UK ministers expect Theresa May to confirm exit date

Theresa May is expected to announce the date of her departure from Downing Street on Friday morning, senior cabinet ministers have said.

Sources say they expect the PM to give a timetable for her successor to be chosen, with 10 June likely to be the start of the official leadership race.

Mrs May is due to meet the chairman of Tory backbenchers on Friday.

She has been under pressure to resign, after a backlash by her own MPs against her latest Brexit plan.

Since January, Parliament has rejected the withdrawal agreement Mrs May negotiated with the EU three times. Recent attempts to find a formal compromise with Labour also failed.

Mrs May had planned to publish the Withdrawal Agreement Bill on Friday - the legislation required to bring the agreement into UK law - describing it as "one last chance" to deliver Brexit.

However, her proposals - including a customs union arrangement and an offer to give MPs a vote on holding another referendum - angered many Tories.

Labour said it was a "rehash" and they would not support the plans.

Andrea Leadsom quit as Commons leader on Wednesday evening saying she no longer believed the government's approach would "deliver on the referendum result".

And on Thursday, Mrs May met Home Secretary Sajid Javid and Foreign Secretary Jeremy Hunt at Downing Street, where they are understood to have expressed their concerns about the bill.

BBC political editor Laura Kuenssberg says several cabinet ministers have said they expect Mrs May to announce her departure on Friday morning, although there has been no confirmation from Downing Street.

Ministers hope the campaign for the next Conservative Party leader can be finished by the end of July.

Unless something extremely strange happens in the next couple of days, it is now, really, nearly over.

Why now though?
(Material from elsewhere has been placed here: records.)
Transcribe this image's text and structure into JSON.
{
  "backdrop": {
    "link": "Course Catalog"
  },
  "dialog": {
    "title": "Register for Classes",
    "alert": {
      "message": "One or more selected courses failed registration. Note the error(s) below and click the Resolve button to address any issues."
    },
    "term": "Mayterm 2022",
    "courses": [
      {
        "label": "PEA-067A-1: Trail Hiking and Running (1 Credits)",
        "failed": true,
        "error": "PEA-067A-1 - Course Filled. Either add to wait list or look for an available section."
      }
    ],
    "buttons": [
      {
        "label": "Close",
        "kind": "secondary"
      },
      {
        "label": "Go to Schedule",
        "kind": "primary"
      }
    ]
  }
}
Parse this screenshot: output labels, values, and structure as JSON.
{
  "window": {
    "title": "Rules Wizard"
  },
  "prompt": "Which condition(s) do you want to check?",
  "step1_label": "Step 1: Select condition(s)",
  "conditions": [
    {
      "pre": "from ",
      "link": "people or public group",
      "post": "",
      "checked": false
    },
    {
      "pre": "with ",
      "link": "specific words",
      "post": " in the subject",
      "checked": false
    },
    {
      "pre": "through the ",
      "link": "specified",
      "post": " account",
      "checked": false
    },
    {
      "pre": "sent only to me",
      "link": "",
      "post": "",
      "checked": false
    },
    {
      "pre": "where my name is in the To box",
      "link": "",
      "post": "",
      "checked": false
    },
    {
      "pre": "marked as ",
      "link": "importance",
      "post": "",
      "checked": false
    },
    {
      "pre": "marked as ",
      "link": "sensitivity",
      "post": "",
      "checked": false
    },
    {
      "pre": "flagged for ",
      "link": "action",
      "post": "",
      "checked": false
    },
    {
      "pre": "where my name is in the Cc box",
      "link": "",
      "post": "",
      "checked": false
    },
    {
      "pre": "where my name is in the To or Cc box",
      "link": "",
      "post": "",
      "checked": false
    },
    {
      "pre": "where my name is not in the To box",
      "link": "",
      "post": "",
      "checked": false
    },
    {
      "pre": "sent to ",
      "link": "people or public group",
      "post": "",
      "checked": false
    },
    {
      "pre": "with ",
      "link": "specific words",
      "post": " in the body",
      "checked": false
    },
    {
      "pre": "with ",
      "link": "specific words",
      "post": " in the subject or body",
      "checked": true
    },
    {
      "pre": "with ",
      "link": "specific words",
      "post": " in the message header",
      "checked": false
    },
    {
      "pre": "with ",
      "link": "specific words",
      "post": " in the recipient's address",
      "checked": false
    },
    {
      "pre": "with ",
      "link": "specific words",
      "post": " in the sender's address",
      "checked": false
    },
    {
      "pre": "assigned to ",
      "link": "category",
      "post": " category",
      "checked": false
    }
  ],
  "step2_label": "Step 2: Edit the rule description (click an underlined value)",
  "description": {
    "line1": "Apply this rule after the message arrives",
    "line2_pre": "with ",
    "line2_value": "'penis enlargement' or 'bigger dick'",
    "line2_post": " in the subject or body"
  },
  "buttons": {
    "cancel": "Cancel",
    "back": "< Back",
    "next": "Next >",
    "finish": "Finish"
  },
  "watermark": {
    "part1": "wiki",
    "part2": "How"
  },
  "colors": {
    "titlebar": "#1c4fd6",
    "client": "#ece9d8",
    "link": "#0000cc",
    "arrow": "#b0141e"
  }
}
It's not as if Theresa May's been having an easy time of it for months.

You guessed it, it's Brexit, and what's accelerated her departure was trying - again - to put her Brexit plans to Parliament.

A leadership contest beginning on 10 June would come after the state visit from US President Donald Trump and the Peterborough by-election.

Sir Graham Brady, the chairman of the 1922 Committee of Conservative backbenchers, was due to meet the prime minister on Friday morning.

He was thought to expect her to name a date for her departure - with the possibility of further moves by Conservative MPs to instigate a vote of no confidence in her, if she did not.

On Wednesday, members of the committee held a secret ballot on whether to change party rules, to allow the prime minister to face a vote of no confidence immediately.

Under current rules, she cannot face another confidence vote within 12 months of the last one, which was in December 2018.

However, the result of the secret ballot will not be disclosed if Mrs May sets a date for her departure.

What are the Tory leadership rules?

On Thursday, the UK voted in the European Parliamentary elections, two months after it was originally due to leave the European Union.

Results will not begin to be announced until Sunday night, after voting concludes across the EU.

The prime minister had already pledged to set a timetable for a new leader to take over, once MPs have voted on the Withdrawal Agreement Bill.

But calls for her to leave sooner began to come from Conservatives who had, until now, stayed loyal.